The few neighbors who remained had succeeded in bringing some sort of order out of the chaos that had greeted officers McCaleb and Clancy upon their arrival. The negro servants had been banished to their own quarters, where they were out of the way; all lights had been extinguished excepting the few needed, and the house was shrouded in the unbroken stillness which exists like a vacuum behind the swift turbulence following a sudden and tragic death.
The Captain was received with something of the awe that always greets a man of his profession when he first enters upon such a scene, when those who meet him are as far removed from the law's intricate machinery as were General Westbrook's friends and intimates. Old as it was, the neighborhood had never in the past sustained so rude and violent a shock to its calm respectability. Mr. Converse was now indeed the Captain, the god in the car.

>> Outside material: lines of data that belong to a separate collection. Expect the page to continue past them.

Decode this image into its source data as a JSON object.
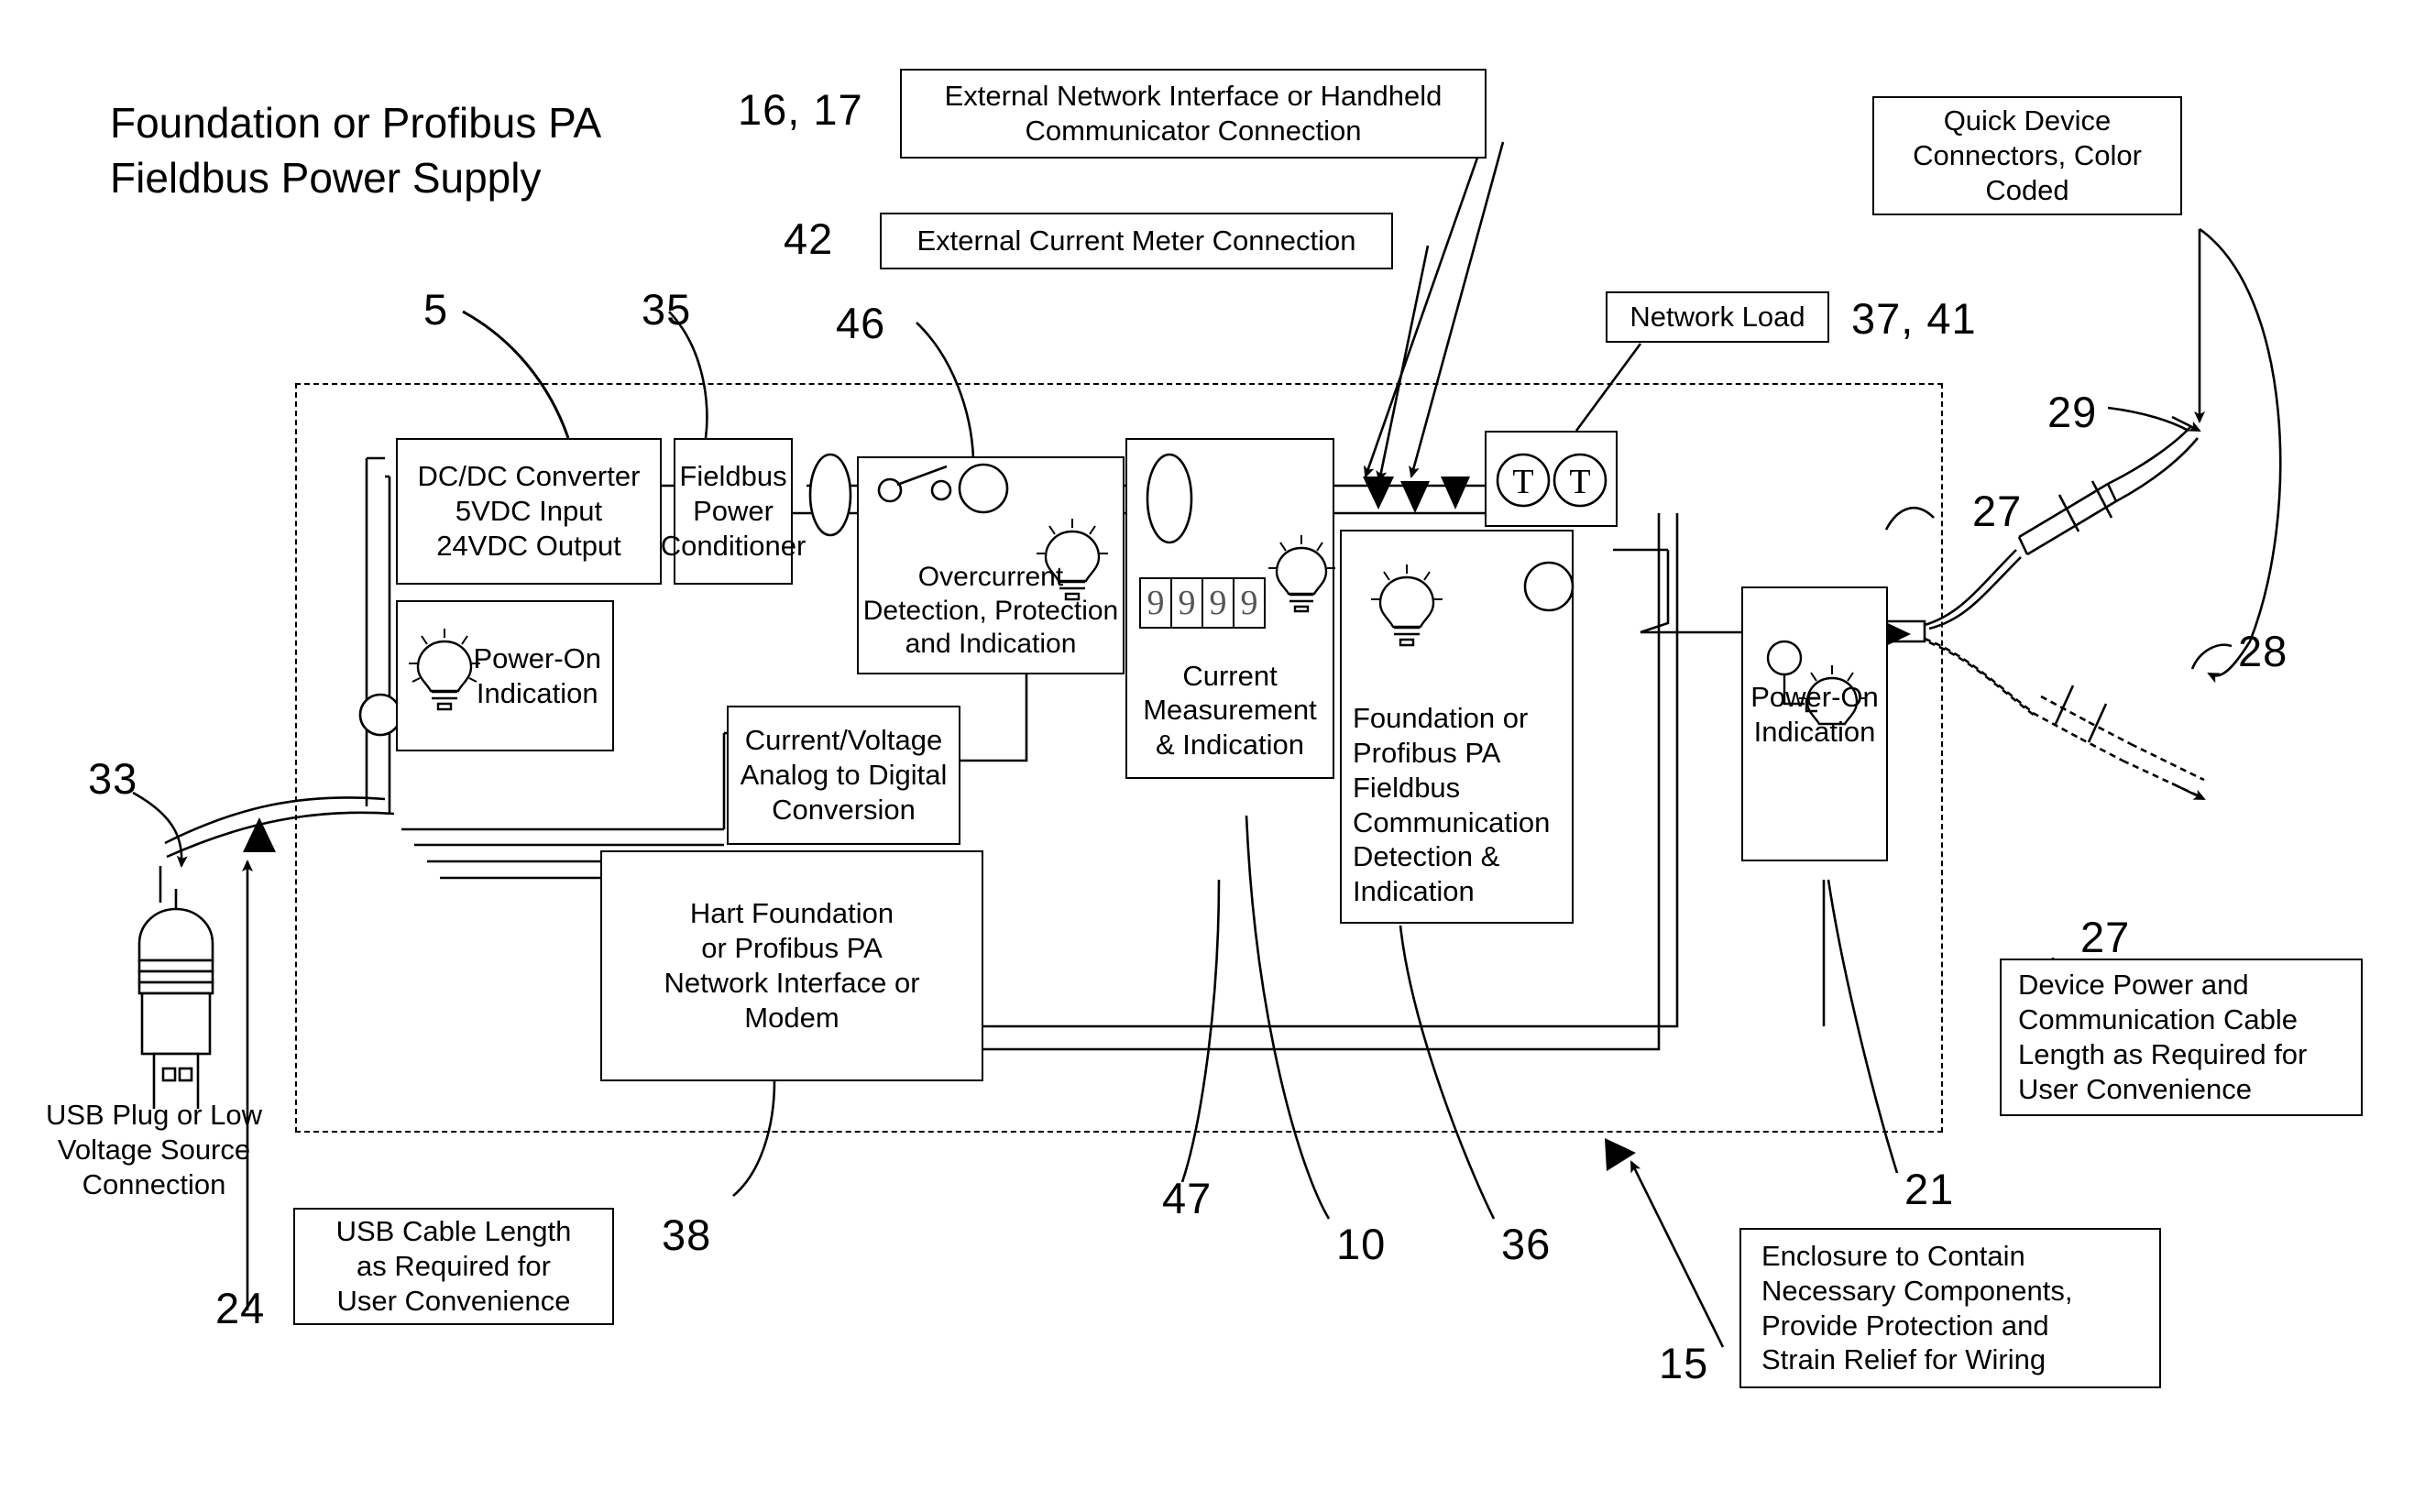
{
  "figure": {
    "title": "Foundation or Profibus PA\nFieldbus Power Supply",
    "domain_note": "patent block diagram"
  },
  "callout_boxes": {
    "external_network": "External Network Interface or Handheld\nCommunicator Connection",
    "external_current_meter": "External Current Meter Connection",
    "quick_device_connectors": "Quick Device\nConnectors, Color\nCoded",
    "network_load": "Network Load",
    "device_power_cable": "Device Power and\nCommunication Cable\nLength as Required for\nUser Convenience",
    "usb_cable_length": "USB Cable Length\nas Required for\nUser Convenience",
    "enclosure_note": "Enclosure to Contain\nNecessary Components,\nProvide Protection and\nStrain Relief for Wiring"
  },
  "blocks": {
    "dcdc": "DC/DC Converter\n5VDC Input\n24VDC Output",
    "fieldbus_conditioner": "Fieldbus\nPower\nConditioner",
    "power_on_left": "Power-On\nIndication",
    "overcurrent": "Overcurrent\nDetection, Protection\nand Indication",
    "current_measurement": "Current\nMeasurement\n& Indication",
    "fieldbus_comm": "Foundation or\nProfibus PA\nFieldbus\nCommunication\nDetection &\nIndication",
    "adc": "Current/Voltage\nAnalog to Digital\nConversion",
    "modem": "Hart Foundation\nor Profibus PA\nNetwork Interface or\nModem",
    "power_on_right": "Power-On\nIndication"
  },
  "labels": {
    "usb_plug": "USB Plug or Low\nVoltage Source\nConnection"
  },
  "meter_digits": [
    "9",
    "9",
    "9",
    "9"
  ],
  "terminals": [
    "T",
    "T"
  ],
  "reference_numbers": {
    "r16_17": "16, 17",
    "r42": "42",
    "r5": "5",
    "r35": "35",
    "r46": "46",
    "r37_41": "37, 41",
    "r29": "29",
    "r27_top": "27",
    "r28": "28",
    "r33": "33",
    "r24": "24",
    "r38": "38",
    "r47": "47",
    "r10": "10",
    "r36": "36",
    "r21": "21",
    "r15": "15",
    "r27_right": "27"
  },
  "colors": {
    "ink": "#000000",
    "paper": "#ffffff",
    "digit": "#555555"
  }
}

An elderly gentleman, evidently a neighbor, met them at the door. He led the officers straight back through the wide and richly furnished hall, past the carved oaken stairway, which rose like an invitation to a multitude, to a lateral hall extending the width of the house. Here he turned to the left, and presently paused before a curtained door; a door so massive and solid that, together with the voluminous folds of the heavy velvet curtain which hung before it, it promised to afford an effective barrier to sounds arising within the room beyond, causing the sharpest of noises emanating therefrom to strike muffled and dead upon the ear of anybody in the hall.
Mr. Converse placed a restraining hand upon the arm outstretched to open the door.
"Just a moment, sir," said he. "Is Doctor Westbrook here?"
"No, sir; but efforts are being exerted to find him. It appears that he is in attendance upon some suburban patient."
"Who discovered the tragedy?"
"Miss Westbrook. She is completely prostrated, sir."
"Very good; now open the door."
The portal swung open and revealed, obviously, the household library. Save for the door, the windows, and the narrower spaces between the windows, its walls were entirely concealed by book-laden shelves; the apartment was otherwise scantily furnished.